Page MenuHomePhabricator

icinga hp raid check timeout on busy ms-be and db machines
Closed, ResolvedPublic

Description

during disk-intensive operations (e.g. swift rebalance or mysql alter table) we've seen the check_hpssacli nrpe check timing out on newer hp machines. The timeout has been increased to 40s already but sometimes that doesn't seem sufficient.

Swift machines are a bit peculiar in which they have all disks in raid0, so for each disk there's a physical volume and a logical volume to be checked.

MySQL is not peculiar and that also happens when there is high io_activity.

Event Timeline

jcrespo renamed this task from icinga hp raid check timeout on busy ms-be machines to icinga hp raid check timeout on busy ms-be and db machines.Mar 22 2017, 1:00 PM
jcrespo added a project: DBA.
jcrespo updated the task description. (Show Details)

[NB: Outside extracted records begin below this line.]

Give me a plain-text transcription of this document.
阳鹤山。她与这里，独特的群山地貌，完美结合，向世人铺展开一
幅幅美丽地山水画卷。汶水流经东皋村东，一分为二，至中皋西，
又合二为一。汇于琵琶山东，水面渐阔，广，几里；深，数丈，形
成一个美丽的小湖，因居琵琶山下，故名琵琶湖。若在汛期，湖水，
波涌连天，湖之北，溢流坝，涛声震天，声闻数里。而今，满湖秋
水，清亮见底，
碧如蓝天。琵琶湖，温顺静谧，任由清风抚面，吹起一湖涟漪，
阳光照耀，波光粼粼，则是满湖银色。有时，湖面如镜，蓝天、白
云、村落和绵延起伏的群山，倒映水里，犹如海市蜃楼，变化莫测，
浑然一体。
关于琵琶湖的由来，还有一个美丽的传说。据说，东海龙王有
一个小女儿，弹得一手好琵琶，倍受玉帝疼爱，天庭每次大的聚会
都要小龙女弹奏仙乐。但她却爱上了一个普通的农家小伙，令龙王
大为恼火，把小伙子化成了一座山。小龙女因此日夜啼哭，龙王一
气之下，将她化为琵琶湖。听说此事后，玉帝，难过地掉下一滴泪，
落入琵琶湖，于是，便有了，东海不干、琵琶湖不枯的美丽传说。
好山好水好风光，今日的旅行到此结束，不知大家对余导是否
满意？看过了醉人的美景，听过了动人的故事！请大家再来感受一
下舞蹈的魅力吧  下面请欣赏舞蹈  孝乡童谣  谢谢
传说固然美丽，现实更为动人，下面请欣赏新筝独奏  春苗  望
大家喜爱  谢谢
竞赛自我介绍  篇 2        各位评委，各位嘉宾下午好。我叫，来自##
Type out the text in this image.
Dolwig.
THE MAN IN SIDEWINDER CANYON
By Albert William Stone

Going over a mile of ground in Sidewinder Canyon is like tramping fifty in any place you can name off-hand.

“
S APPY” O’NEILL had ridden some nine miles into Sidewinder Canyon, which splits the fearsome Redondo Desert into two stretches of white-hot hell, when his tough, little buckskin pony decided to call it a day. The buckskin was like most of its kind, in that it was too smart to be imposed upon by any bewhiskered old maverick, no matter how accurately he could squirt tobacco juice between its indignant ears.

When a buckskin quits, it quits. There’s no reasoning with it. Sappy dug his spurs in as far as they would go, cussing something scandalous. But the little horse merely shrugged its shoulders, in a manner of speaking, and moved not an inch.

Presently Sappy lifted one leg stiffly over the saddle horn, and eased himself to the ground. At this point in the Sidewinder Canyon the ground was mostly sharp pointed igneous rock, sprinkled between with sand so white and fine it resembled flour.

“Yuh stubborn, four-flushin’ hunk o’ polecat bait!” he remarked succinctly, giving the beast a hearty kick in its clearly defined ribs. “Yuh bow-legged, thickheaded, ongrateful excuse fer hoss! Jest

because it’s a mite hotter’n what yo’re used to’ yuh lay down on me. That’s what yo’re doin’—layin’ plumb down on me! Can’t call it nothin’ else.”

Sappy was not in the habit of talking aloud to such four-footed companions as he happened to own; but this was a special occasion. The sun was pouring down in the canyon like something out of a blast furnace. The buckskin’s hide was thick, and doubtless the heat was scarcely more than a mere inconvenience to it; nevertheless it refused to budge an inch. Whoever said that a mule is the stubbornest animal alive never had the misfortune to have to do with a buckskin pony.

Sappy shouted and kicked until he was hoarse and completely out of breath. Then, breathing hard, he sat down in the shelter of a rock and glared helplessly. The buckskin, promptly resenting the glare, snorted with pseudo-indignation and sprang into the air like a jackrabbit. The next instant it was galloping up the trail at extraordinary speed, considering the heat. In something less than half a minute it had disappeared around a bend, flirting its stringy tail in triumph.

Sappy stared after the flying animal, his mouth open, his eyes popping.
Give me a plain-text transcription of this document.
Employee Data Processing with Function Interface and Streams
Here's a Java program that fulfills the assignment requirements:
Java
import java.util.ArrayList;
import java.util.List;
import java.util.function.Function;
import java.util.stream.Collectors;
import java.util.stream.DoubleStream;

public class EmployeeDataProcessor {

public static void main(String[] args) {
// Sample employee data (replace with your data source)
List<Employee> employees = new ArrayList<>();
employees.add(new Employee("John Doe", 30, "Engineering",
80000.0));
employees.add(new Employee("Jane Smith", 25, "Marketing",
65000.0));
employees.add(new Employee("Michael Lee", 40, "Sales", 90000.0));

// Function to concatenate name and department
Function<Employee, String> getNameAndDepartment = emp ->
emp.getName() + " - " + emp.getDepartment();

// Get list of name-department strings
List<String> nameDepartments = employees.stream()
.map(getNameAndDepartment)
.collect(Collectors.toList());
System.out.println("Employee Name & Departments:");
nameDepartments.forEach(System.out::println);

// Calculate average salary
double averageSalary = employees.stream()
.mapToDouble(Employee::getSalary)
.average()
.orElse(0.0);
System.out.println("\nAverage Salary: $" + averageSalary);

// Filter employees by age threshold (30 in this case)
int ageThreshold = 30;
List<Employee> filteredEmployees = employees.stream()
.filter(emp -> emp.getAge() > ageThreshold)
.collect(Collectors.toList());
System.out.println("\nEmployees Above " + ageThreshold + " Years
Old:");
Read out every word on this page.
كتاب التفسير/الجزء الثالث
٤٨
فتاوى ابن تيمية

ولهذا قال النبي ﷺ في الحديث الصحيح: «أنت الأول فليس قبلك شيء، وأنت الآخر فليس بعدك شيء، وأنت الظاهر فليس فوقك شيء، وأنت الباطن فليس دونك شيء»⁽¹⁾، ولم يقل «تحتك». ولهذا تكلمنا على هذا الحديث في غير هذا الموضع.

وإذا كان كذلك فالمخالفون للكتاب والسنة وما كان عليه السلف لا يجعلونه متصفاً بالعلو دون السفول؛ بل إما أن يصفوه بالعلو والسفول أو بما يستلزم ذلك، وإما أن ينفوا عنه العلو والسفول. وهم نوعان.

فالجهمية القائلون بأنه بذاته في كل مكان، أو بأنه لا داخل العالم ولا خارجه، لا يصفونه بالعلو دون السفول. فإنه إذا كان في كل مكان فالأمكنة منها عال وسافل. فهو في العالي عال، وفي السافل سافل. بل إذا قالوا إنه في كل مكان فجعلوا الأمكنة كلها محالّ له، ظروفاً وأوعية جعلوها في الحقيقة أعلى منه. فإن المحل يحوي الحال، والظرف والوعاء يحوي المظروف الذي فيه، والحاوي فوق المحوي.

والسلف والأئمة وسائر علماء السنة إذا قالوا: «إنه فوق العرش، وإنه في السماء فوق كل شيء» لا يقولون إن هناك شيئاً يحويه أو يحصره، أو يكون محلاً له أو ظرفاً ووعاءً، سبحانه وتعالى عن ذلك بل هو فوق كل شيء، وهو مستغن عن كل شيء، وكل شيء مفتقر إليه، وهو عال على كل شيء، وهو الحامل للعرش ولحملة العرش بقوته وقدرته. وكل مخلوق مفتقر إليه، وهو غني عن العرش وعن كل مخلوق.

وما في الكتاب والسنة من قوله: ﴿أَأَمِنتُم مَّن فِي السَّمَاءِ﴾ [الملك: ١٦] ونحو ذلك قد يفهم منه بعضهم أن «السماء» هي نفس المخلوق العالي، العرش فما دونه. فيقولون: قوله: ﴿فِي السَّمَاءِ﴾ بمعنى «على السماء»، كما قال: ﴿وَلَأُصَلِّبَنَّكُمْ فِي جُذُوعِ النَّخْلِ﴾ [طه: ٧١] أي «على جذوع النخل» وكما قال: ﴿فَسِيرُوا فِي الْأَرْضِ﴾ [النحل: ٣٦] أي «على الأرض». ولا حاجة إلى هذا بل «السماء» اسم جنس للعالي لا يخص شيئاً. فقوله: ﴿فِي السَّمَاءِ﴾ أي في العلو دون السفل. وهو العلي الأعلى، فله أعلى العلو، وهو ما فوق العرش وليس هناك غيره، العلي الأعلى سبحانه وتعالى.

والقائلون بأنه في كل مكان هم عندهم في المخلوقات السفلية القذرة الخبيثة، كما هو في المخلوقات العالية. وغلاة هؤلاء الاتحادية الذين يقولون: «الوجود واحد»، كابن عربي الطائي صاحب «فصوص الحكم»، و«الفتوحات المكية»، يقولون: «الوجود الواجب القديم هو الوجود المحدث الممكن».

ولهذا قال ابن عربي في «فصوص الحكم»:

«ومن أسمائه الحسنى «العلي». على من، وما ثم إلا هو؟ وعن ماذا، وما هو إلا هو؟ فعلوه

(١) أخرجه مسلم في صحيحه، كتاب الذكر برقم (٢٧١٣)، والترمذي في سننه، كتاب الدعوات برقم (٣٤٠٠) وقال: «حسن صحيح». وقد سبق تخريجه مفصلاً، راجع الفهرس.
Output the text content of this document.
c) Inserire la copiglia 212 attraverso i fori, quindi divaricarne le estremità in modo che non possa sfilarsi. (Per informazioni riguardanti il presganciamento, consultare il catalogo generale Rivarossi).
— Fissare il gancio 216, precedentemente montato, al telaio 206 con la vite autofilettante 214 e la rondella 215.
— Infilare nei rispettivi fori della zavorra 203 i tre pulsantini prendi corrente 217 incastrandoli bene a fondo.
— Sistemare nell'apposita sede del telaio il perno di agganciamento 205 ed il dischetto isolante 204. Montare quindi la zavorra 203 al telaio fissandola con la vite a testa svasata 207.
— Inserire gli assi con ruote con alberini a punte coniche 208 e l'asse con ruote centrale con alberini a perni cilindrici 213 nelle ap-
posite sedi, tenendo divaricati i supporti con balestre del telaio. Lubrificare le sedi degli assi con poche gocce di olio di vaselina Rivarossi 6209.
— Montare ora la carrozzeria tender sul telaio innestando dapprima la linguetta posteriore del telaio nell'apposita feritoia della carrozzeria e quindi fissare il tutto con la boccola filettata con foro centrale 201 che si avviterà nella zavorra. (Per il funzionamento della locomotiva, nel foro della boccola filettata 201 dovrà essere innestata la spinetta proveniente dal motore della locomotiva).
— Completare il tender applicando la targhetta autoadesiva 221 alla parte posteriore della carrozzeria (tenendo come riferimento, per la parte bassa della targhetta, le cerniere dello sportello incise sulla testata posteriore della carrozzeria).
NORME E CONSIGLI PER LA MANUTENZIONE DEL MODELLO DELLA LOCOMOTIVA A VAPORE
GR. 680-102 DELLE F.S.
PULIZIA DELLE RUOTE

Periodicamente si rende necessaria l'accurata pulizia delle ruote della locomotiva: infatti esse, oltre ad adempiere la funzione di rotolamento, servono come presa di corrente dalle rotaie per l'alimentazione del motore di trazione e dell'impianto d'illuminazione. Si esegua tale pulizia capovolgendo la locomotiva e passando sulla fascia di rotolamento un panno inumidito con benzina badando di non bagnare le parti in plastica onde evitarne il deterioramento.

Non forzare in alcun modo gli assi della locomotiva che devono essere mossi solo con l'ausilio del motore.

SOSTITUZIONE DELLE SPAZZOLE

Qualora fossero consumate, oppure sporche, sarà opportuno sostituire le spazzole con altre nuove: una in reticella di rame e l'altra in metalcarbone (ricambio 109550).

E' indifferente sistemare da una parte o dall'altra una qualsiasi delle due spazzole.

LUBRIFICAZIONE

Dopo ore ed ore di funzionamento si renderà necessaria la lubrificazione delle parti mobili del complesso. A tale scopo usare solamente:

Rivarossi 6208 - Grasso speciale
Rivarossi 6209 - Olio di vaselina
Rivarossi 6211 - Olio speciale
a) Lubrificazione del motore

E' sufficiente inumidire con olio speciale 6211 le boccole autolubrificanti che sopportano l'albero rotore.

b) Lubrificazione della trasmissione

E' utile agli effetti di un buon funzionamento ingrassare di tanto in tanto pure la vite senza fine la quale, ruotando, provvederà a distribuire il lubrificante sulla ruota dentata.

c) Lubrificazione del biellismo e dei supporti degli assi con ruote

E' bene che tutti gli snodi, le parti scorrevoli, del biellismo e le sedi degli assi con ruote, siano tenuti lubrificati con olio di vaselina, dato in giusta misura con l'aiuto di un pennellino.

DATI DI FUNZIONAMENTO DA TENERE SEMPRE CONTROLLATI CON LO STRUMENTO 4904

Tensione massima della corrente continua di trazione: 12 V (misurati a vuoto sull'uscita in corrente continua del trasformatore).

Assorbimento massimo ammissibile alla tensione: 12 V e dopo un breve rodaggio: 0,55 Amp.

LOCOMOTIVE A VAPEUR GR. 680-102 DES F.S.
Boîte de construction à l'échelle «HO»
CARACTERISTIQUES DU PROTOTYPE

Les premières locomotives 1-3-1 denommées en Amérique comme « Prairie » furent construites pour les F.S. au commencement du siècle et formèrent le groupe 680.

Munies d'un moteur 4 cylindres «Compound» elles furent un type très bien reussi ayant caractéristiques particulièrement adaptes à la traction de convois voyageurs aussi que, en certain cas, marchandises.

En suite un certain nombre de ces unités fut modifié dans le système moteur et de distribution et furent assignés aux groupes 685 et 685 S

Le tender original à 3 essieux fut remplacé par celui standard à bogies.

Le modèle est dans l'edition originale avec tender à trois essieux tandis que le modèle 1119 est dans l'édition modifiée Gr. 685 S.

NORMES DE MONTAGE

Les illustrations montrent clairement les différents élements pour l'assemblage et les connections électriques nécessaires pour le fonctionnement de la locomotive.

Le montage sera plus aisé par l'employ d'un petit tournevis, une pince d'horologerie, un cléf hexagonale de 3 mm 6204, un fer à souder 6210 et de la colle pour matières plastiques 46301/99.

Good example of a db server where that happens with big alter tables: dbstore2001

I've checked, and the currently in use check does too much, probably we do not need such a thorough check every time icinga runs, which would solve the issues with the timeout. Just returning a full output of the configuration and status is not that heavy, so we may be able to compromise here.

Should we close this too, or too early to say? @herron

herron claimed this task.

Sure, sounds good to me. We could always reopen and evaluate if the issue occurs again in the future.